Surgical Research Department, Regional Hospital West, Herning, Denmark.

Department of Nuclear Medicine, Regional Hospital West, Herning, Denmark.

出版信息

Scand J Gastroenterol. 2022 Feb;57(2):246-252. doi: 10.1080/00365521.2021.1998602. Epub 2021 Nov 4.

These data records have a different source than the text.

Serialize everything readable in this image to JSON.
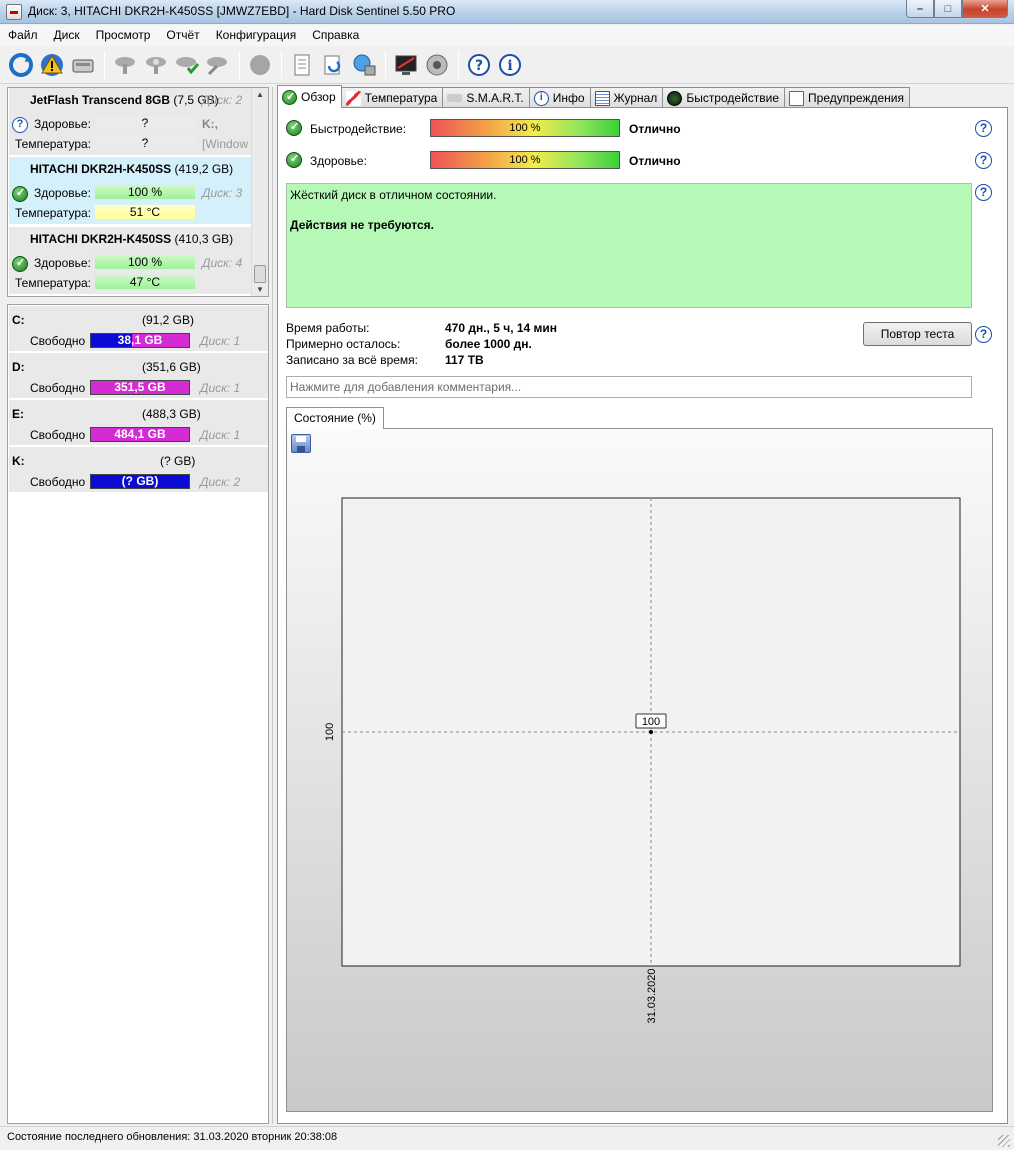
{
  "window": {
    "title": "Диск: 3, HITACHI DKR2H-K450SS [JMWZ7EBD]  -  Hard Disk Sentinel 5.50 PRO",
    "min": "–",
    "max": "□",
    "close": "✕"
  },
  "menu": [
    "Файл",
    "Диск",
    "Просмотр",
    "Отчёт",
    "Конфигурация",
    "Справка"
  ],
  "disks": [
    {
      "name": "JetFlash Transcend 8GB",
      "size": "(7,5 GB)",
      "disk": "Диск: 2",
      "health_label": "Здоровье:",
      "health": "?",
      "extra_health": "K:,",
      "temp_label": "Температура:",
      "temp": "?",
      "extra_temp": "[Window"
    },
    {
      "name": "HITACHI DKR2H-K450SS",
      "size": "(419,2 GB)",
      "disk": "Диск: 3",
      "health_label": "Здоровье:",
      "health": "100 %",
      "temp_label": "Температура:",
      "temp": "51 °C"
    },
    {
      "name": "HITACHI DKR2H-K450SS",
      "size": "(410,3 GB)",
      "disk": "Диск: 4",
      "health_label": "Здоровье:",
      "health": "100 %",
      "temp_label": "Температура:",
      "temp": "47 °C"
    }
  ],
  "partitions": [
    {
      "letter": "C:",
      "size": "(91,2 GB)",
      "free_label": "Свободно",
      "free": "38,1 GB",
      "disk": "Диск: 1",
      "free_fraction": 0.42,
      "fill": "#0b0bd6",
      "rest": "#d42bd4"
    },
    {
      "letter": "D:",
      "size": "(351,6 GB)",
      "free_label": "Свободно",
      "free": "351,5 GB",
      "disk": "Диск: 1",
      "free_fraction": 1.0,
      "fill": "#d42bd4",
      "rest": "#d42bd4"
    },
    {
      "letter": "E:",
      "size": "(488,3 GB)",
      "free_label": "Свободно",
      "free": "484,1 GB",
      "disk": "Диск: 1",
      "free_fraction": 0.99,
      "fill": "#d42bd4",
      "rest": "#d42bd4"
    },
    {
      "letter": "K:",
      "size": "(? GB)",
      "free_label": "Свободно",
      "free": "(? GB)",
      "disk": "Диск: 2",
      "free_fraction": 1.0,
      "fill": "#0b0bd6",
      "rest": "#0b0bd6"
    }
  ],
  "tabs": [
    "Обзор",
    "Температура",
    "S.M.A.R.T.",
    "Инфо",
    "Журнал",
    "Быстродействие",
    "Предупреждения"
  ],
  "overview": {
    "performance_label": "Быстродействие:",
    "performance_value": "100 %",
    "performance_percent": 100,
    "performance_rating": "Отлично",
    "health_label": "Здоровье:",
    "health_value": "100 %",
    "health_percent": 100,
    "health_rating": "Отлично",
    "message_line1": "Жёсткий диск в отличном состоянии.",
    "message_line2": "Действия не требуются.",
    "uptime_label": "Время работы:",
    "uptime_value": "470 дн., 5 ч, 14 мин",
    "remaining_label": "Примерно осталось:",
    "remaining_value": "более 1000 дн.",
    "written_label": "Записано за всё время:",
    "written_value": "117 TB",
    "retest_button": "Повтор теста",
    "comment_placeholder": "Нажмите для добавления комментария...",
    "chart_tab": "Состояние (%)",
    "help": "?"
  },
  "chart_data": {
    "type": "line",
    "x": [
      "31.03.2020"
    ],
    "series": [
      {
        "values": [
          100
        ]
      }
    ],
    "tick_labels_y": [
      "100"
    ],
    "tick_labels_x": [
      "31.03.2020"
    ],
    "data_labels": [
      "100"
    ]
  },
  "status": "Состояние последнего обновления: 31.03.2020 вторник 20:38:08",
  "colors": {
    "good": "#b6f9b6",
    "selected": "#d4f1fb",
    "accent": "#1a4ea8"
  }
}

DOI:10.1080/00365521.2021.1998602
PMID:34735311
Abstract

OBJECTIVE AND AIMS

The primary aim of this study was to evaluate the correlation between incidental focal colorectal foci on fluorodeoxyglucose positron emission tomography/computed tomography (FDG-PET/CT) with colonoscopic and histopathological results. The secondary aim was to determine to what extent these findings led to a change in patient management.

MATERIALS AND METHODS

A retrospective study was performed among 5850 patients who had an FDG-PT/CT scan from July 2015 to July 2018. Among these patients, we identified patients with a PET/CT description of incidental colorectal FDG uptake, and a colonoscopy within 90 days from the PET/CT scan. PET/CT findings were compared with colonoscopy-detected lesions and eventually histopathology on a per-lesion analysis and a per-person analysis.

RESULTS

A total of 145 patients were included in the study. A total of 180 foci of colorectal FDG uptake were detected on FDG-PET/CT. Of these, 86 foci corresponded to advanced colorectal neoplasia (ACRN), positive predictive value (PPV) 47.8%; 95% CI: 40.5-55.1%). On a per-patient analysis 81 patients had a least one ACRN at colonoscopy (PPV 55.9%; 95% CI: 47.6-63.8), this group included 20 patients (13.8%) diagnosed with cancer. There was a small positive correlation between focal FDG-uptake and the finding of ACRN at the same colonic segment at colonoscopy, which was statistically significant, rho = 0.2565,  = .002. The findings changed patient management in 67 (46.2%) cases.

CONCLUSIONS

Incidental focal colorectal FDG uptake on PET/CT is associated with a high risk of ACRN and is affecting subsequent patient management. Further evaluation with colonoscopy is recommended when the patient is considered suitable for further treatment.

摘要

目的和目标

本研究的主要目的是评估氟脱氧葡萄糖正电子发射断层扫描/计算机断层扫描(FDG-PET/CT)上偶然发现的结直肠焦点与结肠镜和组织病理学结果之间的相关性。次要目的是确定这些发现在多大程度上导致了患者管理的改变。

材料和方法

对 2015 年 7 月至 2018 年 7 月间进行 FDG-PT/CT 扫描的 5850 例患者进行了回顾性研究。在这些患者中,我们确定了 PET/CT 描述为偶然发现的结直肠 FDG 摄取且在 PET/CT 扫描后 90 天内进行结肠镜检查的患者。对每处病变和每例患者进行 PET/CT 检查结果与结肠镜检查发现的病变和最终组织病理学检查结果进行比较。

结果

共有 145 例患者纳入研究。FDG-PET/CT 上共检测到 180 个结直肠 FDG 摄取焦点。其中,86 个焦点对应高级结直肠肿瘤(ACRN),阳性预测值(PPV)为 47.8%;95%可信区间:40.5-55.1%)。在每例患者的分析中,81 例患者在结肠镜检查时至少有一个 ACRN(PPV 55.9%;95%可信区间:47.6-63.8%),其中包括 20 例(13.8%)诊断为癌症的患者。在同一结肠段,焦点 FDG 摄取与结肠镜检查时发现 ACRN 之间存在小的正相关,具有统计学意义,rho = 0.2565,= 0.002。这些发现改变了 67 例(46.2%)患者的治疗方案。

结论

PET/CT 上偶然发现的结直肠焦点摄取与 ACRN 风险高相关,并影响后续的患者管理。当患者被认为适合进一步治疗时,建议进一步进行结肠镜检查评估。